Le backend computer_use exploite le sidecar computer-use d'Anthropic pour effectuer des interactions au niveau du systeme d'exploitation including mouse movement, keyboard input, and screen capture. This goes beyond browser automation to full desktop control.

Advantages:

  • Can interact with native applications, not just browsers
  • Supports complex GUI workflows
  • Handles popups, file dialogs, and system prompts

Securite

Domain Allowlist

The browser tool applique a strict domain allowlist.

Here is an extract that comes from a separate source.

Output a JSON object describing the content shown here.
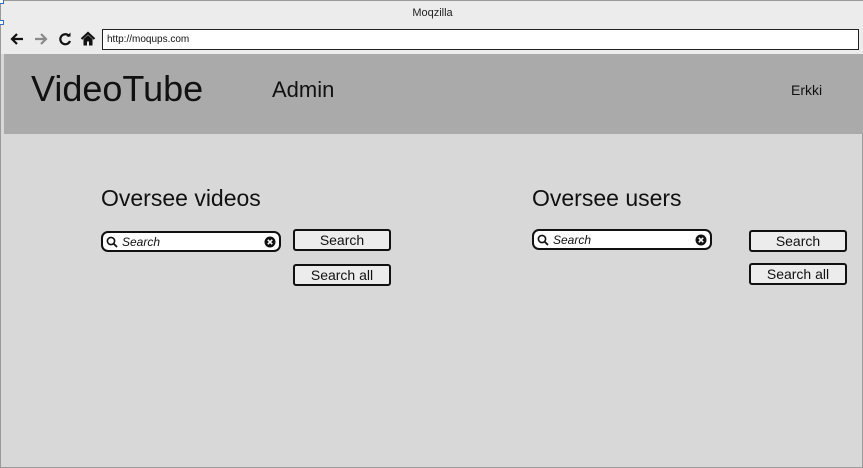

Before navigating to any URL:

  1. L'URL est analysee et le nom d'hote est extrait
  2. L'hotename est verifie par rapport a allowed_domains
  3. Si aucun match is found, the navigation est bloque and an error is retournes

Cela empeche l'agent depuis unccessing arbitrary websites, which could expose it to malicious content ou trigger unintended actions on authenticated sessions.

Session Isolation

Browser sessions sont isoles by name. Different session d'agents or sub-agents can use separate browser contexts pour empecher state leakage (cookies, localStorage, session data).

Content Extraction Limites

Page content extraction est soumis a the web_search.fetch_max_chars limit pour empecher memory exhaustion from excessively large pages.

Moteur de politiques

Browser appels d'outils pass via le moteur de politiques de securite. L'outil peut etre denied entirely, or supervised to require approval for each navigation:

toml
[security.tool_policy.tools]
browser = "supervised"
browser_open = "allow"

Credential Safety

The browser tool ne fait pas inject credentials ou authentication tokens into browser sessions. If l'agent doit authenticate sur un website, it must use the browser tool to fill login forms explicitly, which est soumis a supervision policies.

Voir aussi

Released under the Apache-2.0 License.